We went in procession — an overexcited, overtired and oversugared mob of children following the altar boys with their tall pillars of wax and the statues of Mary and Joseph from house to house asking if there was room for the Holy Family there. Over and over we were turned down, until we reached the last house for the night and were welcomed into the light and warmth. I can remember being hungry and uncertain; like Mary and Joseph I didn’t know where we would finally end up.
I haven’t been back to Oaxaca since that winter, but that uncertain experience of walking the dusty, narrow and unfamiliar streets — and the warm generosity of the family that finally said, “yes” and opened its doors wide to the neighborhood — overlays every nativity scene I see with the question: do I have room?

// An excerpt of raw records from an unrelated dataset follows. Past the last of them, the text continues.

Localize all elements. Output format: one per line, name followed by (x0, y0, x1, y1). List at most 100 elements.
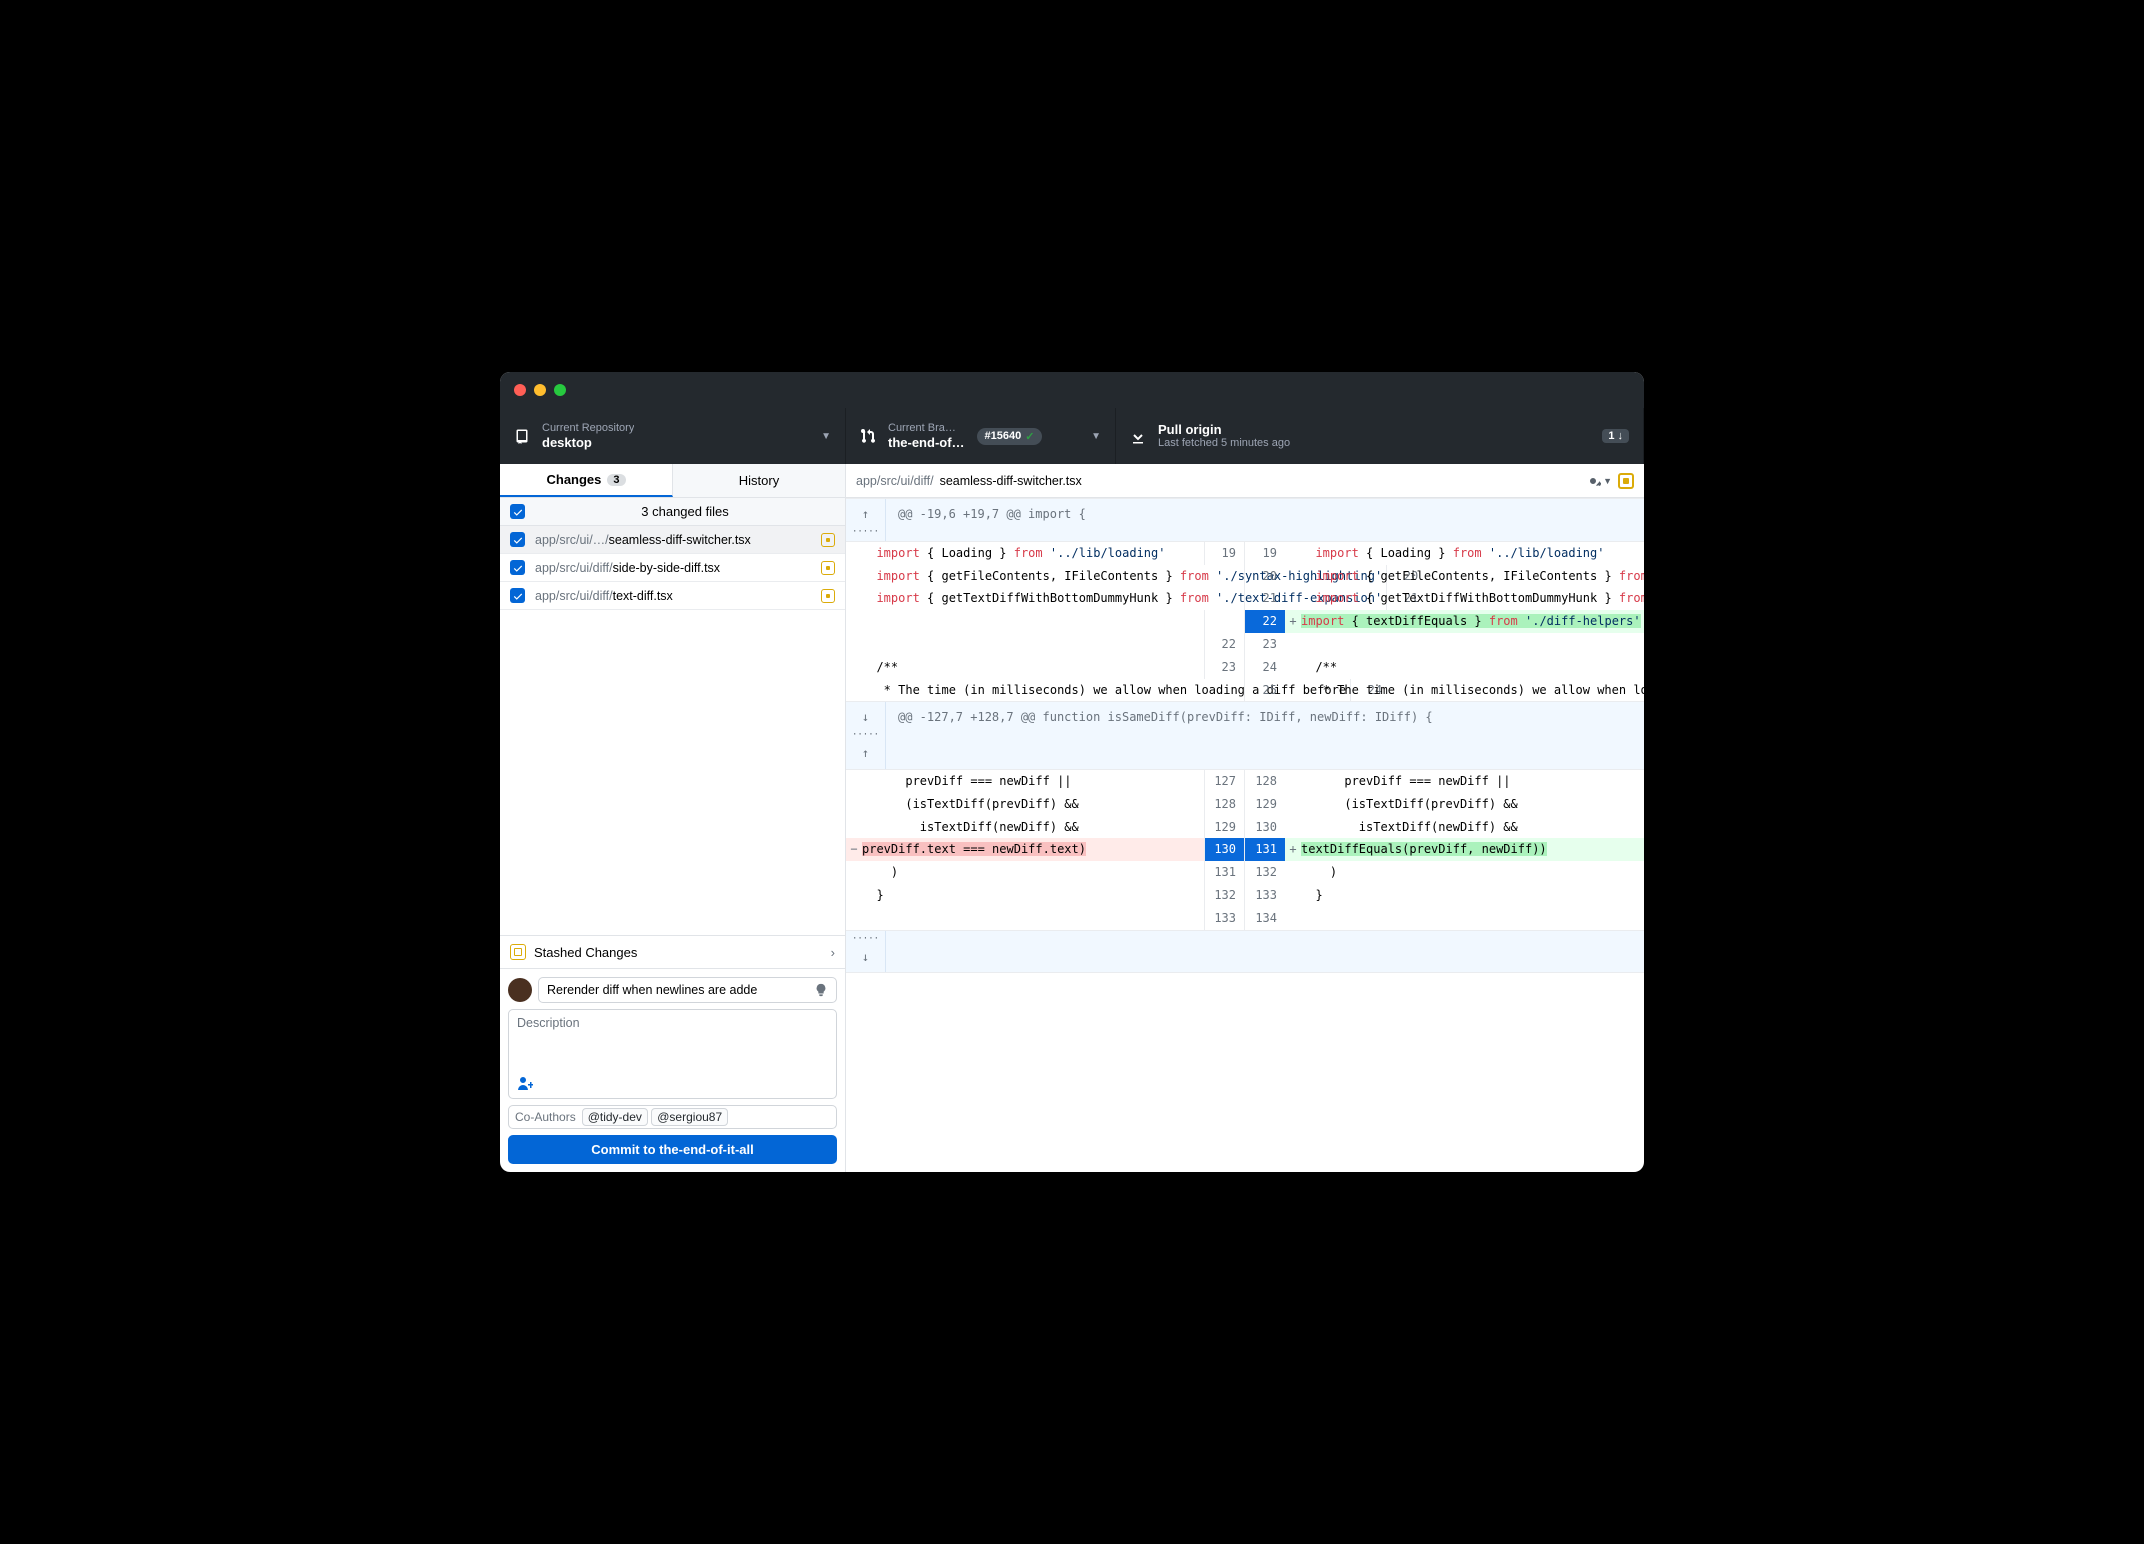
diff-body[interactable]: ↑·····@@ -19,6 +19,7 @@ import { import … (846, 498, 1644, 973)
diff-line[interactable]: * The time (in milliseconds) we allow wh… (846, 679, 1644, 702)
diff-line[interactable]: import { getFileContents, IFileContents … (846, 565, 1644, 588)
files-summary-text: 3 changed files (535, 504, 835, 519)
expand-hunk-icon[interactable]: ↓·····↑ (846, 702, 886, 769)
diff-line[interactable]: }132133 } (846, 884, 1644, 907)
file-checkbox[interactable] (510, 588, 525, 603)
line-number-new: 22 (1245, 610, 1285, 633)
repo-selector-value: desktop (542, 435, 634, 451)
line-number-new: 132 (1245, 861, 1285, 884)
branch-selector-value: the-end-of… (888, 435, 965, 451)
file-checkbox[interactable] (510, 532, 525, 547)
diff-whitespace-toggle[interactable] (1618, 473, 1634, 489)
pull-fetch-time: Last fetched 5 minutes ago (1158, 437, 1290, 450)
modified-icon (821, 589, 835, 603)
window-maximize-button[interactable] (554, 384, 566, 396)
commit-form: Rerender diff when newlines are adde Des… (500, 968, 845, 1172)
diff-line[interactable]: isTextDiff(newDiff) &&129130 isTextDiff(… (846, 816, 1644, 839)
expand-hunk-icon[interactable]: ↑····· (846, 499, 886, 541)
sidebar: Changes 3 History 3 changed files app/sr… (500, 464, 846, 1172)
titlebar (500, 372, 1644, 408)
file-row[interactable]: app/src/ui/diff/side-by-side-diff.tsx (500, 554, 845, 582)
avatar[interactable] (508, 978, 532, 1002)
select-all-checkbox[interactable] (510, 504, 525, 519)
diff-line[interactable]: 22+import { textDiffEquals } from './dif… (846, 610, 1644, 633)
line-number-old: 131 (1204, 861, 1244, 884)
commit-button[interactable]: Commit to the-end-of-it-all (508, 1135, 837, 1164)
line-number-old: 132 (1204, 884, 1244, 907)
hunk-expand-down[interactable]: ·····↓ (846, 930, 1644, 974)
pull-origin-button[interactable]: Pull origin Last fetched 5 minutes ago 1… (1116, 408, 1644, 464)
window-minimize-button[interactable] (534, 384, 546, 396)
diff-line[interactable]: import { getTextDiffWithBottomDummyHunk … (846, 587, 1644, 610)
file-path: app/src/ui/diff/text-diff.tsx (535, 589, 811, 603)
hunk-header-text: @@ -19,6 +19,7 @@ import { (886, 499, 1644, 541)
pull-label: Pull origin (1158, 422, 1290, 438)
diff-line[interactable]: )131132 ) (846, 861, 1644, 884)
line-number-new: 20 (1245, 565, 1285, 588)
line-number-new: 133 (1245, 884, 1285, 907)
diff-line[interactable]: (isTextDiff(prevDiff) &&128129 (isTextDi… (846, 793, 1644, 816)
line-number-new: 134 (1245, 907, 1285, 930)
pr-number-badge: #15640 ✓ (977, 428, 1043, 445)
diff-line[interactable]: 133134 (846, 907, 1644, 930)
diff-file-header: app/src/ui/diff/seamless-diff-switcher.t… (846, 464, 1644, 498)
stashed-label: Stashed Changes (534, 945, 637, 960)
file-checkbox[interactable] (510, 560, 525, 575)
line-number-old: 130 (1204, 838, 1244, 861)
coauthor-tag[interactable]: @tidy-dev (582, 1108, 648, 1126)
commit-description-placeholder: Description (517, 1016, 828, 1030)
line-number-old: 19 (1204, 542, 1244, 565)
chevron-down-icon: ▼ (821, 431, 831, 442)
diff-line[interactable]: /**2324 /** (846, 656, 1644, 679)
sidebar-tabs: Changes 3 History (500, 464, 845, 498)
line-number-new: 131 (1245, 838, 1285, 861)
check-icon: ✓ (1025, 430, 1034, 443)
coauthors-input[interactable]: Co-Authors @tidy-dev @sergiou87 (508, 1105, 837, 1129)
diff-line[interactable]: −prevDiff.text === newDiff.text)130131+t… (846, 838, 1644, 861)
hunk-header[interactable]: ↓·····↑@@ -127,7 +128,7 @@ function isSa… (846, 701, 1644, 770)
tab-history[interactable]: History (673, 464, 845, 497)
branch-selector-label: Current Bra… (888, 422, 965, 435)
add-coauthor-icon[interactable] (517, 1076, 533, 1092)
diff-line[interactable]: import { Loading } from '../lib/loading'… (846, 542, 1644, 565)
line-number-old: 22 (1204, 633, 1244, 656)
commit-button-branch: the-end-of-it-all (659, 1142, 754, 1157)
commit-button-prefix: Commit to (591, 1142, 659, 1157)
file-row[interactable]: app/src/ui/…/seamless-diff-switcher.tsx (500, 526, 845, 554)
tab-changes[interactable]: Changes 3 (500, 464, 673, 497)
stash-icon (510, 944, 526, 960)
line-number-old: 127 (1204, 770, 1244, 793)
line-number-new: 130 (1245, 816, 1285, 839)
commit-description-input[interactable]: Description (508, 1009, 837, 1099)
check-icon (513, 507, 523, 517)
chevron-down-icon: ▼ (1091, 431, 1101, 442)
line-number-new: 129 (1245, 793, 1285, 816)
file-row[interactable]: app/src/ui/diff/text-diff.tsx (500, 582, 845, 610)
commit-summary-input[interactable]: Rerender diff when newlines are adde (538, 977, 837, 1003)
diff-settings-button[interactable]: ▼ (1585, 473, 1612, 489)
stashed-changes-row[interactable]: Stashed Changes › (500, 935, 845, 968)
line-number-old: 133 (1204, 907, 1244, 930)
repo-selector-label: Current Repository (542, 422, 634, 435)
diff-path-file: seamless-diff-switcher.tsx (940, 474, 1082, 488)
diff-line[interactable]: prevDiff === newDiff ||127128 prevDiff =… (846, 770, 1644, 793)
line-number-old: 128 (1204, 793, 1244, 816)
hunk-header[interactable]: ↑·····@@ -19,6 +19,7 @@ import { (846, 498, 1644, 542)
coauthor-tag[interactable]: @sergiou87 (651, 1108, 728, 1126)
top-toolbar: Current Repository desktop ▼ Current Bra… (500, 408, 1644, 464)
window-close-button[interactable] (514, 384, 526, 396)
diff-line[interactable]: 2223 (846, 633, 1644, 656)
line-number-new: 23 (1245, 633, 1285, 656)
download-icon (1130, 428, 1146, 444)
lightbulb-icon[interactable] (814, 983, 828, 997)
line-number-old (1204, 610, 1244, 633)
line-number-new: 128 (1245, 770, 1285, 793)
modified-icon (821, 561, 835, 575)
tab-changes-label: Changes (546, 472, 601, 487)
files-list: app/src/ui/…/seamless-diff-switcher.tsxa… (500, 526, 845, 610)
diff-path-dir: app/src/ui/diff/ (856, 474, 934, 488)
repository-selector[interactable]: Current Repository desktop ▼ (500, 408, 846, 464)
branch-selector[interactable]: Current Bra… the-end-of… #15640 ✓ ▼ (846, 408, 1116, 464)
line-number-new: 24 (1245, 656, 1285, 679)
line-number-old: 23 (1204, 656, 1244, 679)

Months from now, we will follow Christ again, through the streets of Jerusalem in his Passion. That will be a difficult path to tread to be sure, but I wonder if this journey doesn’t challenge me more. Do I have room for Christ? Not just in the well-publicized moments of trial, but when I am suddenly interrupted by a knock at the door. When the everyday needs of my brothers and sisters present themselves. Inconveniently. Awkwardly.
Dorothy Day writes that we ought to be alert to these opportunities. Not because those who knock remind us of Joseph and Mary’s — and Jesus’ — need that night. Not because this might, by some miracle, be Jesus at the door. But because those who come to us in need “are Christ, asking us to find room for him, exactly as He did at that first Christmas.”
Christ was born. He is risen. He is with us until the end of time. Will I give Him room?